Insassen können Berufslehren absolvieren

Im Thorberg gibt es seit der neuen Ausrichtung auch neue Arbeitsmöglichkeiten. So können die Häftlinge etwa eine Lehre als Bäcker, Koch oder Hausmeister absolvieren. Laut Schwarz muss dafür «die Berufsschule in den geschlossenen Vollzug» geholt werden. So soll den Kriminellen nach der Haft die Eingliederung in die Gesellschaft vereinfacht werden. Im Vordergrund stehe aber nach wie vor die Gewährleistung der Sicherheit.
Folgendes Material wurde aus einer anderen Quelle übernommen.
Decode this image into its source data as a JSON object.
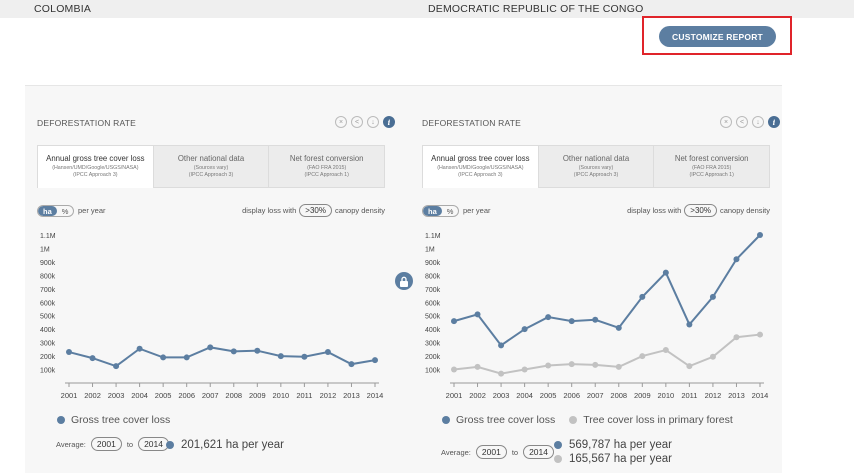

Nebst den Berufsperspektiven ist im Berner Gefängnis auch Disziplin wichtig. «Ein Ziel ist, dass er (der Häftling) pünktlich ist oder Ordnung hat», erklärt Schwarz. Deshalb setze man Ziele, die wöchentlich überprüft werden. Dabei wisse jeder Insasse, wer an welchen Zielen arbeitet.

«Schwer zu finden in einem anderen Gefängnis»

Auch auf die Mitarbeitenden der Anstalt hat die neue Struktur einen Einfluss. «In der Vergangenheit hat der Gefangene dem Arbeitsmeister viel Privates erzählt, dem Sozialarbeiter aber nicht.» Neu sei ein Austausch zwischen den Fachkräften Standard. So soll auch die Arbeitsatmosphäre unter den Mitarbeitenden verbessert werden.

Die Neuausrichtung vom abtretenden Direktor Schwarz zeigt bereits erste Erfolge. So erklärt etwa ein Insasse, der Teil des Gefängnisrates ist und seit 2018 im Thorberg sitzt: «Bei jeder kleinen Auseinandersetzung musste der Insasse drei bis vier Tage in den Bunker.» Nun habe sich dies geändert und man sei zufrieden. Auch für die Möglichkeit, 24 Stunden mit der Familie zu kommunizieren, sei man dankbar: «Das ist sehr schwer zu finden in einem anderen Gefängnis.»

Frühere Direktoren hatten keinen Erfolg

Auch die Mitarbeiter sind froh über die neue Struktur. Hans Bernhard, der seit 19 Jahren auf dem Thorberg arbeitet, erklärt: «Das ist etwa die vierte Reorganisation, die ich durchmache.» Die neue Struktur sei aber gut, da das Gefängnis in der Vergangenheit sehr altmodisch geführt wurde: «Man sprach etwa sehr viele Arreststrafen aus und keine, bei denen man verhandeln konnte.»

Die letzten Direktoren des Thorbergs hatten weniger Erfolg in ihrem Job. So musste 2014 der damalige Direktor gehen, weil er auf einem Drogenstrich verkehrte und so als erpressbar galt. Sein Nachfolger verliess die Anstalt 2019, nachdem die Mitarbeitenden ihm ungenügende Aufsicht und Führung vorgeworfen hatten. (obf)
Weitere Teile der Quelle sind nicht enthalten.